I took my youngest daughter to see Whip It this past week. We live in the Austin area and have even been to some of the Texas Rollergirls flat track roller derby games. (Their games are held at the skating rink where my daughter has had her birthday parties for years and where we regularly go skating.) The movie involves the banked track league in Austin rather than the flat track one, but we’re aware of them as well. My daughter loves to skate and has enjoyed the games we’ve gone to see, so she was looking forward to the movie.
All in all, Whip It is a fun movie to watch. (The title refers to a particular roller derby move.) At its core, the movie is a coming of age film with the classic elements. Parents haunted by their own lost dreams. A daughter searching for her identity and disillusioned by the mill of beauty pageants that are the focus of her mother’s attempts to relive a period of her life through her daughters. The early scene in which Ellen Page’s character, Bliss Cavendar, mounts the beauty pageant platform with hair streaked bright blue is a priceless one.

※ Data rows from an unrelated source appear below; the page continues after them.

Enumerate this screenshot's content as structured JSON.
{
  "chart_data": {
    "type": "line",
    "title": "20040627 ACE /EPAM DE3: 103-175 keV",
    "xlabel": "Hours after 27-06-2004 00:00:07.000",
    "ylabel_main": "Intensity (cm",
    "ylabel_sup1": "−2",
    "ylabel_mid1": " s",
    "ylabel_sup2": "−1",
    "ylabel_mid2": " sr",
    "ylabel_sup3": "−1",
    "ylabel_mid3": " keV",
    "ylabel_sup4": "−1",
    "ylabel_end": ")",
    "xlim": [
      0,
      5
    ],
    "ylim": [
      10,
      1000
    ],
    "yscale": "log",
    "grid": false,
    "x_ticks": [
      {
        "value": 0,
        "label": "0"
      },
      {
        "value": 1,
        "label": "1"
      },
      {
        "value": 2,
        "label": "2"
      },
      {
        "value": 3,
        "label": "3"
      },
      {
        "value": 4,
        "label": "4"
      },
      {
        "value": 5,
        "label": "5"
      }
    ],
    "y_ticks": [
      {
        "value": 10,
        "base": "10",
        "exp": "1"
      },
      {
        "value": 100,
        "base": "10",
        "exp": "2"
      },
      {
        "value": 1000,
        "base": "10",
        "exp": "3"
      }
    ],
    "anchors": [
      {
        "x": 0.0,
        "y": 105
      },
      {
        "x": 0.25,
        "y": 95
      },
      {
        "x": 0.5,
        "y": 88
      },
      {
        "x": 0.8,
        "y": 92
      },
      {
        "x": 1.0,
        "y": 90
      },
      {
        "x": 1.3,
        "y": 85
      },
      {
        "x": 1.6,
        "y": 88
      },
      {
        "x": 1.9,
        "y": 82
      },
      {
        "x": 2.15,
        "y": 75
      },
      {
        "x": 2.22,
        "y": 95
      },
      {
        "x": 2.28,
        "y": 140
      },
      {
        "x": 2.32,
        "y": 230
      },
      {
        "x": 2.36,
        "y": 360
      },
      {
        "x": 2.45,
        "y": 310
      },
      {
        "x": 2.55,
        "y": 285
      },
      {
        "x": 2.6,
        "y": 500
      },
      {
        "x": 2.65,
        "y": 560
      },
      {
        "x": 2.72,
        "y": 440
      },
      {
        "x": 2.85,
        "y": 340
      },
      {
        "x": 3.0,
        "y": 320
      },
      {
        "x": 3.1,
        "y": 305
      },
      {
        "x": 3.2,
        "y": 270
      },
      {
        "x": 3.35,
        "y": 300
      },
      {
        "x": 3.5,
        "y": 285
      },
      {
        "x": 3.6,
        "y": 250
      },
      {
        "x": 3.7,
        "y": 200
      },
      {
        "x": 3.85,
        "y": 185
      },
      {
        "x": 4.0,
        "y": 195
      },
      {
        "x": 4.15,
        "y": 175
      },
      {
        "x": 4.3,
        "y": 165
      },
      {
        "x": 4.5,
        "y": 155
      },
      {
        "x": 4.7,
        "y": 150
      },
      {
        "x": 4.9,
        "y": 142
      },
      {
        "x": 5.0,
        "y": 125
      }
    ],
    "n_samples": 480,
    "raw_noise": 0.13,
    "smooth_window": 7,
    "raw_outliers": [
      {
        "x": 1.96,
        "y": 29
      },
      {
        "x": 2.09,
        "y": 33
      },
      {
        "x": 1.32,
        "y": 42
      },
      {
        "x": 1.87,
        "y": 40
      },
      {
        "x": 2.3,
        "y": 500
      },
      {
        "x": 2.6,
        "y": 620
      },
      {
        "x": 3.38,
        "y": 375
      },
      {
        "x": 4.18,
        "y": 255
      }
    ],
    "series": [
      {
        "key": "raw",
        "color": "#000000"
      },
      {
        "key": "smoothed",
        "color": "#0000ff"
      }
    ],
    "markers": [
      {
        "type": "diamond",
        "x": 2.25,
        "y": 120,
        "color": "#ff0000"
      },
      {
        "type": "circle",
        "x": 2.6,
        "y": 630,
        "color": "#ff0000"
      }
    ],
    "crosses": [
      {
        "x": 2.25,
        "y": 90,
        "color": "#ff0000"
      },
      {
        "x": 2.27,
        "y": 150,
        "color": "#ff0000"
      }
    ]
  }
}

Bliss happens upon a roller derby demonstration event flyer and, as much in a fit of teen rebellion as anything else, decides to attend. In the course of the night, she is invited to the tryouts (after lying about her age) and step by step proceeds to stumble into an athletic talent for which she develops a true passion. The heart of the film follows her development of that talent, almost Karate Kid style and the inevitable tension with her parents when they discover her activities. As the father of teens and young adults, I experienced many a wry moment as the central conflict was resolved over the course of the film.
There is a secondary romantic thread that, at least for me, didn’t add a great deal to the central story. I would have rather that time had been spent developing Bliss’ growing relationship with her roller derby team instead. With that said, if my daughter absorbed even a little of the message that charming and sweet are not necessarily the same as trustworthy when it comes to guys, then I would say it had some redeeming value.
I understand that they didn’t have the budget to actually film most of the movie here in Austin, so I wasn’t expecting much place recognition. However, they were able to get enough location shots to weave an Austin feel into the movie. Since I’ve lived here my entire adult life, I really appreciated that part of the film.
I won’t spoil it for those who haven’t seen the movie yet, but the final scene with Bliss’ father in his yard with his neighbor was an utterly priceless one. It cracked me up. It’s just one example of the way the parents’ hopes and dreams are worked into this movie as well.